Une étude récente, publiée dans la revue Communications in Hepatology, a révélé que 26,3 % des hépatologues spécialisés en transplantation hépatique aux États-Unis présentent des habitudes de consommation d’alcool potentiellement problématiques. Ce taux est très proche des 25,5 % observés dans l’ensemble de la population américaine. En comparaison, les hépatologues généralistes présentent un taux de consommation à risque plus faible, de 11,2 %, tandis que le taux moyen pour l’ensemble des médecins américains s’élève à 15,3 %.
L’enquête, menée auprès de membres de l’Association américaine pour l’étude des maladies du foie, a permis d’établir un profil plus précis des comportements liés à l’alcool chez les hépatologues. La majorité des répondants (68 %) déclarent consommer de l’alcool au moins deux fois par mois, et 95 % consomment moins de trois verres par jour. 88 % des participants affirment ne pas avoir eu de consommation excessive d’alcool.
« Les hépatologues transplanteurs conseillent régulièrement leurs patients sur les traitements fondés sur des données probantes pour les troubles liés à la consommation d’alcool, mais nos résultats suggèrent que de nombreux membres de cette spécialité pourraient eux-mêmes bénéficier d’un soutien similaire. Nous devons normaliser l’accès à un traitement confidentiel et de haute qualité et éliminer la stigmatisation et la peur des conséquences professionnelles qui empêchent souvent les médecins de demander de l’aide. »
Dr Arpan Patel, hépatologue et chercheur en services de santé à UCLA Health
L’étude a également révélé une corrélation entre le sexe masculin et des scores de consommation d’alcool plus élevés, ainsi qu’entre un sentiment accru d’épanouissement personnel et une consommation plus importante.

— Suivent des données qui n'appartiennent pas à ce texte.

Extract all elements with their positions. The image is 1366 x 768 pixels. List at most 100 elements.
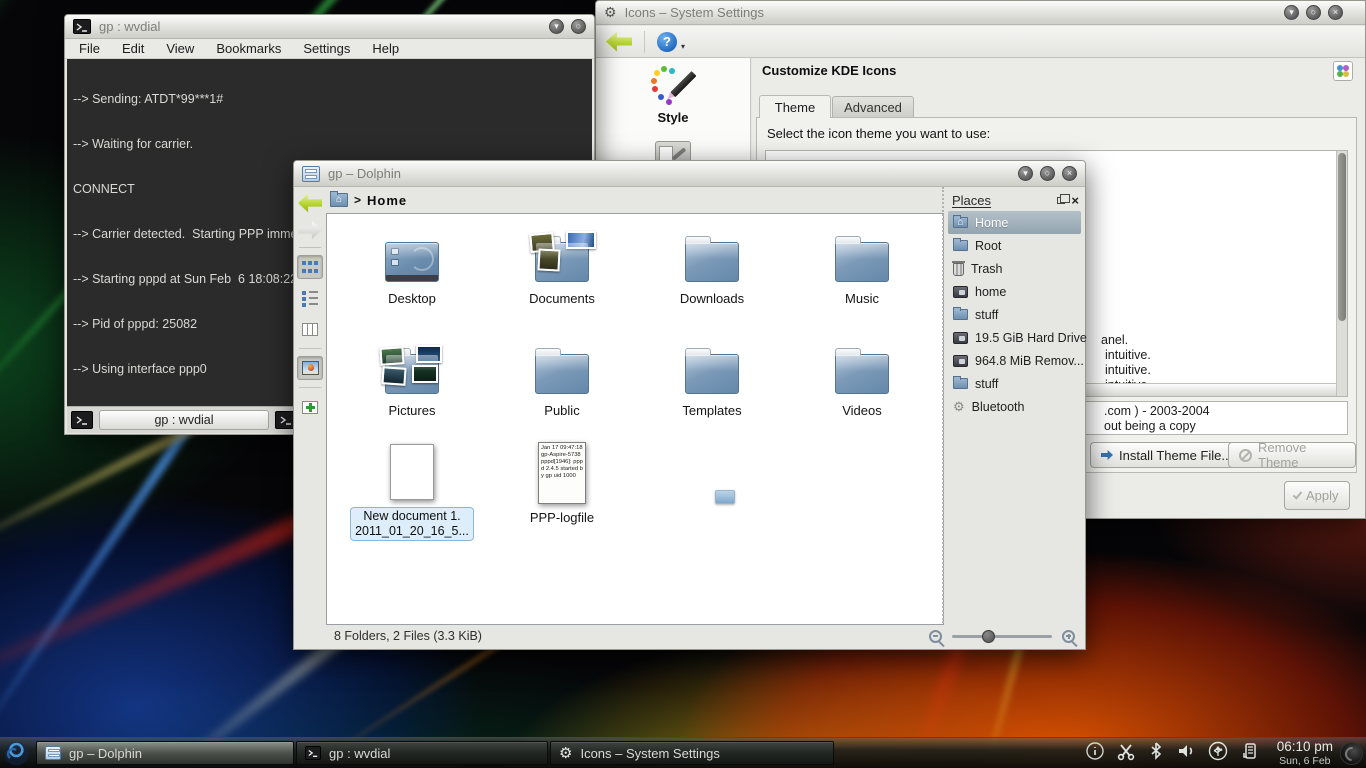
places-label: home — [975, 285, 1006, 299]
notifications-icon[interactable] — [1085, 741, 1105, 766]
install-theme-button[interactable]: Install Theme File... — [1090, 442, 1243, 468]
tab-advanced[interactable]: Advanced — [832, 96, 914, 118]
folder-item-videos[interactable]: Videos — [787, 336, 937, 418]
folder-item-documents[interactable]: Documents — [487, 224, 637, 306]
maximize-button[interactable]: ○ — [1040, 166, 1055, 181]
minimize-button[interactable]: ▾ — [549, 19, 564, 34]
theme-description-text: .com ) - 2003-2004 — [1104, 404, 1210, 418]
remove-theme-label: Remove Theme — [1258, 440, 1345, 470]
clock-date: Sun, 6 Feb — [1277, 754, 1333, 768]
terminal-menubar: File Edit View Bookmarks Settings Help — [65, 39, 594, 59]
places-item-home[interactable]: ⌂ Home — [948, 211, 1081, 234]
zoom-slider[interactable] — [952, 635, 1052, 638]
places-item-hard-drive[interactable]: 19.5 GiB Hard Drive — [948, 326, 1081, 349]
menu-file[interactable]: File — [79, 41, 100, 56]
detach-panel-icon[interactable] — [1057, 197, 1065, 204]
folder-item-music[interactable]: Music — [787, 224, 937, 306]
folder-label: Desktop — [337, 291, 487, 306]
maximize-button[interactable]: ○ — [571, 19, 586, 34]
new-tab-button[interactable] — [71, 411, 93, 429]
places-item-stuff2[interactable]: stuff — [948, 372, 1081, 395]
folder-label: Documents — [487, 291, 637, 306]
terminal-tab[interactable]: gp : wvdial — [99, 410, 269, 430]
details-view-button[interactable] — [297, 286, 323, 310]
terminal-line: --> Waiting for carrier. — [73, 137, 586, 152]
back-icon[interactable] — [298, 193, 322, 213]
file-label-line2: 2011_01_20_16_5... — [355, 524, 469, 539]
folder-label: Public — [487, 403, 637, 418]
help-icon[interactable]: ? — [657, 32, 677, 52]
places-item-home-partition[interactable]: home — [948, 280, 1081, 303]
folder-item-desktop[interactable]: Desktop — [337, 224, 487, 306]
close-button[interactable]: × — [1062, 166, 1077, 181]
folder-item-templates[interactable]: Templates — [637, 336, 787, 418]
theme-list-text: anel. — [1101, 333, 1128, 347]
terminal-line: --> Sending: ATDT*99***1# — [73, 92, 586, 107]
home-icon[interactable]: ⌂ — [330, 193, 348, 207]
zoom-out-icon[interactable] — [929, 630, 942, 643]
tab-theme[interactable]: Theme — [759, 95, 831, 118]
forward-icon[interactable] — [298, 220, 322, 240]
folder-item-downloads[interactable]: Downloads — [637, 224, 787, 306]
places-label: 19.5 GiB Hard Drive — [975, 331, 1087, 345]
places-title: Places — [952, 193, 991, 208]
folder-item-public[interactable]: Public — [487, 336, 637, 418]
columns-view-button[interactable] — [297, 317, 323, 341]
file-item-new-document[interactable]: New document 1. 2011_01_20_16_5... — [337, 438, 487, 541]
menu-settings[interactable]: Settings — [303, 41, 350, 56]
bluetooth-icon[interactable] — [1147, 741, 1165, 766]
close-button[interactable]: × — [1328, 5, 1343, 20]
places-panel: Places × ⌂ Home Root Trash home — [942, 187, 1085, 623]
folder-icon — [835, 242, 889, 282]
minimize-button[interactable]: ▾ — [1284, 5, 1299, 20]
battery-icon[interactable] — [1240, 741, 1260, 766]
apply-button[interactable]: Apply — [1284, 481, 1350, 510]
task-label: gp : wvdial — [329, 746, 390, 761]
panel-toolbox-cashew[interactable] — [1340, 742, 1363, 765]
maximize-button[interactable]: ○ — [1306, 5, 1321, 20]
settings-titlebar[interactable]: ⚙ Icons – System Settings ▾ ○ × — [596, 1, 1365, 25]
document-file-icon — [390, 444, 434, 500]
task-wvdial[interactable]: gp : wvdial — [296, 741, 548, 765]
back-icon[interactable] — [606, 31, 632, 53]
icons-view-button[interactable] — [297, 255, 323, 279]
places-item-trash[interactable]: Trash — [948, 257, 1081, 280]
icon-view-toggle[interactable] — [1333, 61, 1353, 81]
usb-device-icon[interactable] — [1207, 741, 1229, 766]
menu-view[interactable]: View — [166, 41, 194, 56]
folder-icon — [535, 354, 589, 394]
remove-theme-button[interactable]: Remove Theme — [1228, 442, 1356, 468]
split-view-button[interactable] — [297, 395, 323, 419]
folder-icon — [953, 240, 968, 251]
preview-button[interactable] — [297, 356, 323, 380]
dolphin-file-view[interactable]: Desktop Documents Downloads Music — [326, 213, 944, 625]
places-item-bluetooth[interactable]: ⚙ Bluetooth — [948, 395, 1081, 418]
close-panel-icon[interactable]: × — [1071, 193, 1079, 208]
menu-edit[interactable]: Edit — [122, 41, 144, 56]
menu-help[interactable]: Help — [372, 41, 399, 56]
places-item-stuff[interactable]: stuff — [948, 303, 1081, 326]
task-system-settings[interactable]: ⚙ Icons – System Settings — [550, 741, 834, 765]
volume-icon[interactable] — [1176, 741, 1196, 766]
clock-time: 06:10 pm — [1277, 740, 1333, 754]
task-dolphin[interactable]: gp – Dolphin — [36, 741, 294, 765]
scrollbar-thumb[interactable] — [1338, 153, 1346, 321]
terminal-titlebar[interactable]: gp : wvdial ▾ ○ — [65, 15, 594, 39]
file-item-ppp-logfile[interactable]: Jan 17 09:47:18 gp-Aspire-5738 pppd[1946… — [487, 438, 637, 525]
zoom-in-icon[interactable] — [1062, 630, 1075, 643]
klipper-scissors-icon[interactable] — [1116, 741, 1136, 766]
places-item-root[interactable]: Root — [948, 234, 1081, 257]
digital-clock[interactable]: 06:10 pm Sun, 6 Feb — [1277, 740, 1333, 768]
vertical-scrollbar[interactable] — [1336, 151, 1347, 396]
sidebar-item-style[interactable]: Style — [596, 58, 750, 125]
places-item-removable[interactable]: 964.8 MiB Remov... — [948, 349, 1081, 372]
dolphin-titlebar[interactable]: gp – Dolphin ▾ ○ × — [294, 161, 1085, 187]
chevron-down-icon[interactable]: ▾ — [681, 42, 685, 51]
app-launcher-icon[interactable] — [3, 740, 30, 768]
menu-bookmarks[interactable]: Bookmarks — [216, 41, 281, 56]
toolbar-separator — [299, 348, 321, 349]
breadcrumb-home[interactable]: Home — [367, 193, 407, 208]
minimize-button[interactable]: ▾ — [1018, 166, 1033, 181]
zoom-slider-handle[interactable] — [982, 630, 995, 643]
folder-item-pictures[interactable]: Pictures — [337, 336, 487, 418]
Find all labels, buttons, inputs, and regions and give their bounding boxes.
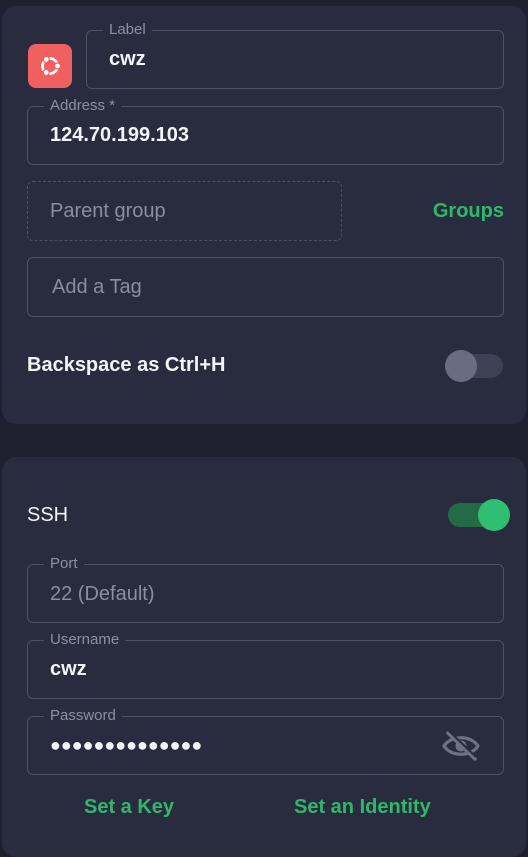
password-legend: Password [44,708,122,724]
parent-group-placeholder: Parent group [50,200,166,222]
add-tag-placeholder: Add a Tag [52,276,142,298]
groups-link[interactable]: Groups [433,200,504,223]
backspace-toggle[interactable] [445,350,503,382]
set-identity-link[interactable]: Set an Identity [294,796,431,819]
general-card: Label cwz Address * 124.70.199.103 Paren… [2,6,526,424]
address-legend: Address * [44,98,122,114]
username-field[interactable]: Username cwz [27,632,504,699]
backspace-label: Backspace as Ctrl+H [27,354,226,376]
username-legend: Username [44,632,126,648]
set-key-link[interactable]: Set a Key [84,796,174,819]
ubuntu-icon[interactable] [28,44,72,88]
eye-off-icon[interactable] [441,730,481,762]
port-legend: Port [44,556,84,572]
username-value: cwz [50,658,87,680]
ssh-toggle[interactable] [448,499,510,531]
address-value: 124.70.199.103 [50,124,190,146]
label-value: cwz [109,48,146,70]
parent-group-field[interactable]: Parent group [27,181,342,241]
add-tag-field[interactable]: Add a Tag [27,257,504,317]
ssh-card: SSH Port 22 (Default) Username cwz Passw… [2,457,526,857]
address-field[interactable]: Address * 124.70.199.103 [27,98,504,165]
port-field[interactable]: Port 22 (Default) [27,556,504,623]
label-field[interactable]: Label cwz [86,22,504,89]
password-field[interactable]: Password ●●●●●●●●●●●●●● [27,708,504,775]
ssh-label: SSH [27,504,69,526]
port-value: 22 (Default) [50,583,155,605]
password-value: ●●●●●●●●●●●●●● [50,735,203,755]
label-legend: Label [103,22,152,38]
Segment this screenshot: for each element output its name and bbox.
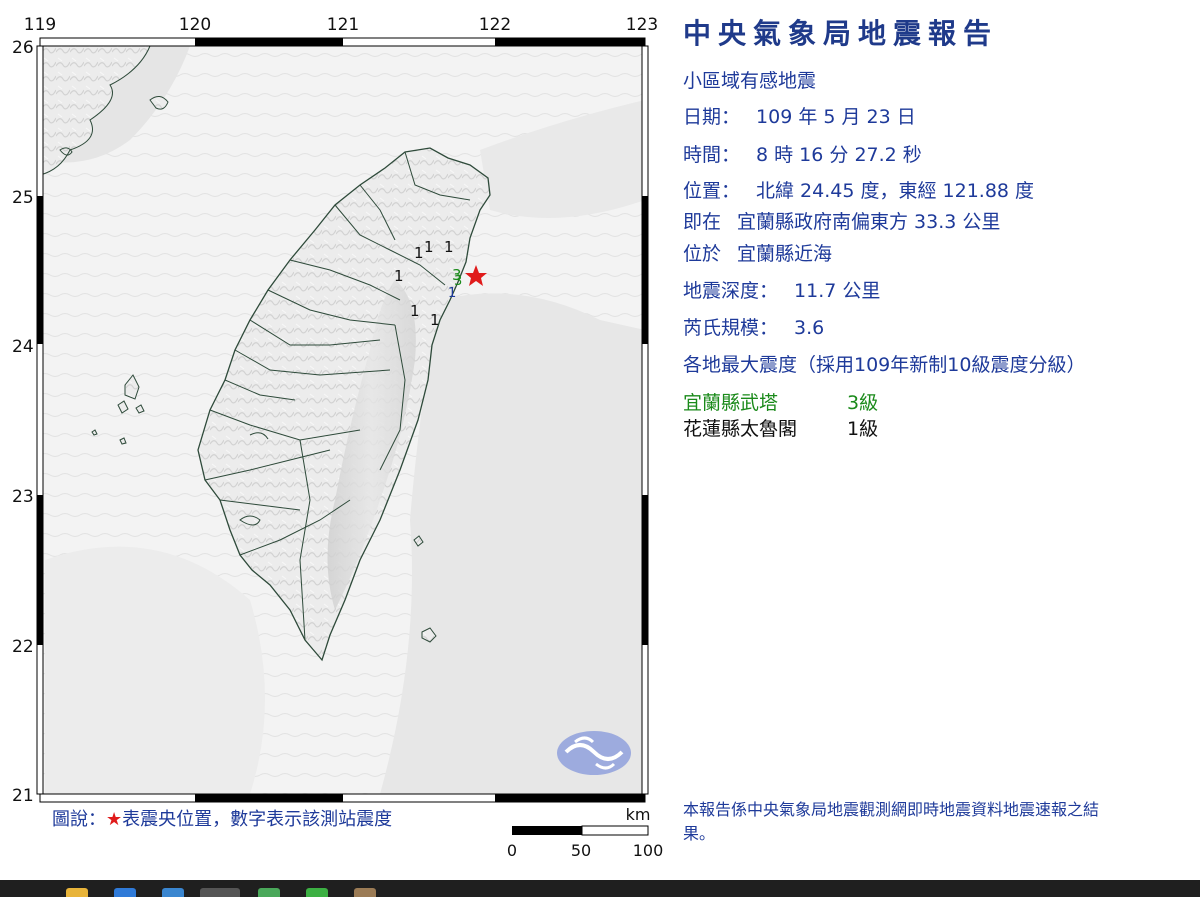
lat-label: 26 xyxy=(12,38,34,58)
intensity-level: 3級 xyxy=(847,392,879,414)
magnitude-row: 芮氏規模： 3.6 xyxy=(683,313,824,340)
time-row: 時間： 8 時 16 分 27.2 秒 xyxy=(683,140,922,167)
station-mark: 1 xyxy=(448,286,456,301)
depth-label: 地震深度： xyxy=(683,280,779,302)
map-legend: 圖說：★表震央位置，數字表示該測站震度 xyxy=(52,809,393,830)
area-value: 宜蘭縣近海 xyxy=(737,243,833,265)
scale-label: 50 xyxy=(571,841,591,860)
station-mark: 1 xyxy=(410,302,420,320)
area-row: 位於 宜蘭縣近海 xyxy=(683,239,832,266)
intensity-level: 1級 xyxy=(847,418,879,440)
relative-label: 即在 xyxy=(683,211,722,233)
station-mark: 1 xyxy=(444,238,454,256)
scale-unit: km xyxy=(626,805,651,824)
paint-icon[interactable] xyxy=(354,888,376,897)
report-footer: 本報告係中央氣象局地震觀測網即時地震資料地震速報之結果。 xyxy=(683,800,1100,843)
earthquake-map: 119 120 121 122 123 26 25 24 23 22 21 1 … xyxy=(12,15,664,860)
scale-bar-light xyxy=(581,825,649,836)
location-row: 位置： 北緯 24.45 度，東經 121.88 度 xyxy=(683,176,1034,203)
scale-label: 0 xyxy=(507,841,517,860)
station-mark: 1 xyxy=(414,244,424,262)
relative-value: 宜蘭縣政府南偏東方 33.3 公里 xyxy=(737,211,1001,233)
lon-label: 122 xyxy=(479,15,511,35)
lon-label: 123 xyxy=(626,15,658,35)
report-type: 小區域有感地震 xyxy=(683,70,817,92)
intensity-place: 花蓮縣太魯閣 xyxy=(683,418,798,440)
lat-label: 25 xyxy=(12,188,34,208)
report-title: 中央氣象局地震報告 xyxy=(683,17,999,50)
line-icon[interactable] xyxy=(306,888,328,897)
time-label: 時間： xyxy=(683,144,741,166)
area-label: 位於 xyxy=(683,243,722,265)
scale-bar-dark xyxy=(512,826,582,835)
station-mark: 1 xyxy=(430,311,440,329)
chrome-icon[interactable] xyxy=(200,888,240,897)
folder-icon[interactable] xyxy=(66,888,88,897)
intensity-place: 宜蘭縣武塔 xyxy=(683,392,779,414)
lon-label: 120 xyxy=(179,15,211,35)
lat-label: 24 xyxy=(12,337,34,357)
intensity-row: 宜蘭縣武塔 3級 xyxy=(683,388,878,415)
lat-label: 22 xyxy=(12,637,34,657)
intensity-row: 花蓮縣太魯閣 1級 xyxy=(683,414,878,441)
station-mark: 1 xyxy=(424,238,434,256)
time-value: 8 時 16 分 27.2 秒 xyxy=(756,144,922,166)
date-value: 109 年 5 月 23 日 xyxy=(756,106,916,128)
location-label: 位置： xyxy=(683,180,741,202)
chrome-alt-icon[interactable] xyxy=(258,888,280,897)
location-value: 北緯 24.45 度，東經 121.88 度 xyxy=(756,180,1035,202)
scale-label: 100 xyxy=(633,841,664,860)
station-mark: 1 xyxy=(394,267,404,285)
app-icon[interactable] xyxy=(162,888,184,897)
depth-value: 11.7 公里 xyxy=(794,280,881,302)
lat-label: 23 xyxy=(12,487,34,507)
date-row: 日期： 109 年 5 月 23 日 xyxy=(683,102,916,129)
lon-label: 119 xyxy=(24,15,56,35)
magnitude-value: 3.6 xyxy=(794,317,825,339)
intensity-header: 各地最大震度（採用109年新制10級震度分級） xyxy=(683,354,1086,376)
lon-label: 121 xyxy=(327,15,359,35)
lat-label: 21 xyxy=(12,786,34,806)
depth-row: 地震深度： 11.7 公里 xyxy=(683,276,880,303)
date-label: 日期： xyxy=(683,106,741,128)
relative-row: 即在 宜蘭縣政府南偏東方 33.3 公里 xyxy=(683,207,1000,234)
edge-icon[interactable] xyxy=(114,888,136,897)
magnitude-label: 芮氏規模： xyxy=(683,317,779,339)
cwb-logo-icon xyxy=(557,731,631,775)
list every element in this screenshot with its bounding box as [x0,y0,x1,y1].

Les chercheurs soulignent la nécessité de mettre en place des structures de soutien systémiques pour encourager les hépatologues à réduire leur consommation d’alcool.
Parmi les recommandations formulées, on retrouve la normalisation de l’accès aux programmes de bien-être et de traitement pour les médecins, la garantie d’un accès confidentiel à des conseils et à des traitements pour les troubles liés à la consommation d’alcool, et la réduction de la stigmatisation associée aux programmes de santé et de bien-être des professionnels de la santé. Le Dr Patel souligne que des programmes similaires ont déjà démontré leur efficacité.
« Les médecins méritent d’avoir accès aux mêmes soins de haute qualité fondés sur des données probantes qu’ils prodiguent à leurs patients », insiste le Dr Patel. « La création d’une culture qui soutient l’auto-orientation et l’intervention précoce est cruciale pour la santé des médecins et, en fin de compte, pour les soins aux patients. »
Les auteurs de l’étude reconnaissent certaines limites potentielles, notamment les biais de réponse et la sous-déclaration, qui pourraient être liés à la stigmatisation entourant la consommation d’alcool. Ils suggèrent que la prévalence réelle de la consommation d’alcool à risque pourrait être plus élevée que celle rapportée dans l’enquête.